Pinacoteca
The Pinacoteca is housed in a separate building on the far side of the Vatican’s main spine and ranks possibly as Rome’s best picture gallery, with works from the primeval to High Renaissance right up to the nineteenth century. Among primeval works, there are pieces by Crivelli, Lippi and the stunning Simoneschi triptych by Giotto of the Martyrdom of SS Peter and Paul, painted in the primeval 1300s for the old St Peter’s, where it remained until 1506 when it was removed for the rebuilding of the new church. Beyond the rich backdrops and elegantly clad figures of the Umbrian School painters, Perugino and Pinturicchio, Raphael has a room to himself, including three very important oil paintings, and, in climate-controlled glass cases, the tapestries that were prefabricated to his designs to be hung in the Sistine Chapel during conclave. (The cartoons from which these tapestries were prefabricated are now in the Victoria and Albert Museum in London.) Of the three paintings, there is the Transfiguration, which he had nearly completed when he died in 1520, and which was finished by his pupils; the Coronation of the Virgin, done when he was only 19 years old; and, on the left, the Madonna of Foglino, showing Ss John the Baptist, Francis of Assisi, and Jerome - painted as an offering from the donor for his life being spared after his house was struck by a cannonball (seen flying into the house in the centre of the painting).

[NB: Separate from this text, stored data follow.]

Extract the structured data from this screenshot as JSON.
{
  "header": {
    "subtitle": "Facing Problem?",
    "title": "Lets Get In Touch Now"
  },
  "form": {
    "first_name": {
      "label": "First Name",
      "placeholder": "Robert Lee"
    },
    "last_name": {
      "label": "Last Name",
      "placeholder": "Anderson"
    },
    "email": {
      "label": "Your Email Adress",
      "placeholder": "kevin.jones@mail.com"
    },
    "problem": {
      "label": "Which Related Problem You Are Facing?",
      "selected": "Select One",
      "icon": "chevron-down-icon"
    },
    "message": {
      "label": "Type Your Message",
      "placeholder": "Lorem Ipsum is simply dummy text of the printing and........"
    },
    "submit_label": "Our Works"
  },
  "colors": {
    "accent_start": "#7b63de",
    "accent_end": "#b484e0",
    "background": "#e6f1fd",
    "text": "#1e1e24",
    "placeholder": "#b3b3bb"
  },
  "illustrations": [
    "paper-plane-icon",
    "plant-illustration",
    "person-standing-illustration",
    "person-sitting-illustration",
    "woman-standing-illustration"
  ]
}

Leonardo’s St Jerome, in the next room, is unfinished too, but it’s a remarkable piece of work, with Jerome a rake-like ascetic torn between suffering and a good meal. Look closely at this painting and you can see that a ten-inch square, the saint’s head, has been reglued to the canvas after the painting was used as upholstery for a stool in a cobbler’s shop in Rome for a number of years. Caravaggio’s Descent from the Cross in the next room but one, however, gets more attention, a warts ‘n’ all canvas that unusually shows the Virgin Mary as a middle-aged mother grieving over her dead son, while the men placing Christ’s body on the bier are obviously models that the artist recruited from the city streets - a realism that is imitated successfully by Reni’s Crucifixion of St Peter in the same room. Take a look also at the most gruesome painting in the collection, Poussin’s Martyrdom of St Erasmus, which shows the fear stretched out on a plateau with his hands bound above his head in the process of having his small intestine wound onto a drum - basically being “drawn” prior to “quartering”.